The Dubai Electricity and Water Authority (Dewa) has tapped a KPMG-led consortium to advise on the Mohammed bin Rashid Al Maktoum solar park’s concentrated solar power (CSP) plant’s first 200-megawatt phase.
The independent power producer advisory deal will lay out guidelines for companies looking to bid for the project, with KPMG Lower Gulf looking over the financial requirements while Mott MacDonald and Ashurst handle the technical and legal ones, respectively.
«The 200MW CSP project is another milestone achievement that will put Dubai and the UAE at the forefront of the countries in the region in producing renewable and clean energy,» said Saeed Al Tayer, the managing director and chief executive of Dewa.

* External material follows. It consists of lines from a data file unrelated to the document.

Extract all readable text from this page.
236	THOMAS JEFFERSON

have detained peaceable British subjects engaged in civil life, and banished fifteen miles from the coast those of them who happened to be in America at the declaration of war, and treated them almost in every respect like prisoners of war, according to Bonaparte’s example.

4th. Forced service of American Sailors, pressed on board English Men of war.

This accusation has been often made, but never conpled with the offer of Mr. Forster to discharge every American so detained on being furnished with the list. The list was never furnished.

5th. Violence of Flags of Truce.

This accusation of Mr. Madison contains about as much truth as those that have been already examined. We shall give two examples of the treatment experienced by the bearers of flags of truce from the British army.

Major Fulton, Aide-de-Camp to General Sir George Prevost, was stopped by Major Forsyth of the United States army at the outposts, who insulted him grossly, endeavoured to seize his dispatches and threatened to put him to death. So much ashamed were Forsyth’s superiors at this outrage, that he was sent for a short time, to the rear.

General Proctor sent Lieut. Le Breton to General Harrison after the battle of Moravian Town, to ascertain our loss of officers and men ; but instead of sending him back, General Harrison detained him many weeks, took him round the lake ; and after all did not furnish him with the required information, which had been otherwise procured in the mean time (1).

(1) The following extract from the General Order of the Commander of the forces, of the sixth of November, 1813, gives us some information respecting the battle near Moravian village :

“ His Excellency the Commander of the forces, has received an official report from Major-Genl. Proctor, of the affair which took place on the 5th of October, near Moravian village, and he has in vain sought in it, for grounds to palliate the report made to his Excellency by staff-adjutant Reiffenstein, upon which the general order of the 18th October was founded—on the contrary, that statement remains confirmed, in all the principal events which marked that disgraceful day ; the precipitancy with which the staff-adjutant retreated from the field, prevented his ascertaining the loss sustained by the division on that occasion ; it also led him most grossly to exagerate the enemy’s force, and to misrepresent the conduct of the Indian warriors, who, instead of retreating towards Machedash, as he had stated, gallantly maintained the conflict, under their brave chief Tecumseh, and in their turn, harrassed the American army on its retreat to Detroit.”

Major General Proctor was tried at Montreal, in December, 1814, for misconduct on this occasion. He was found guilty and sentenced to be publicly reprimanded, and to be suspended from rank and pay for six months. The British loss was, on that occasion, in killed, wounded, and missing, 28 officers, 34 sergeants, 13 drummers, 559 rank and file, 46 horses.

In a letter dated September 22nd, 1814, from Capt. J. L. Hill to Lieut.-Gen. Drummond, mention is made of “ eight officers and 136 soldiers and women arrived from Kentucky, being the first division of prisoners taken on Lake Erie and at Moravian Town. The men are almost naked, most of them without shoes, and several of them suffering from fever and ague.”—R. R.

The Dh50 billion solar park will total 5 gigawatts of capacity once completed in 2030, and 1GW of that will use CSP technology, making it the largest of its kind in the world.
The first three projects of the solar park used solar photovoltaic (PV) technology, but the addition of CSP will give the park a thermal storage capability. Mr Al Tayer said that the CSP plant would be able to store energy for up to 12 hours a day, which could be used at night or on hazy days.
«We have an ambitious vision and a clear strategy to develop and support sustainable energy projects in Dubai,» said Mr Al Tayer, pointing to the utility’s goal of increasing the percentage of renewables in the emirate’s energy mix to 7 per cent by 2020 and 25 per cent by 2030.
This latest 200MW phase is expected to be completed by April 2021.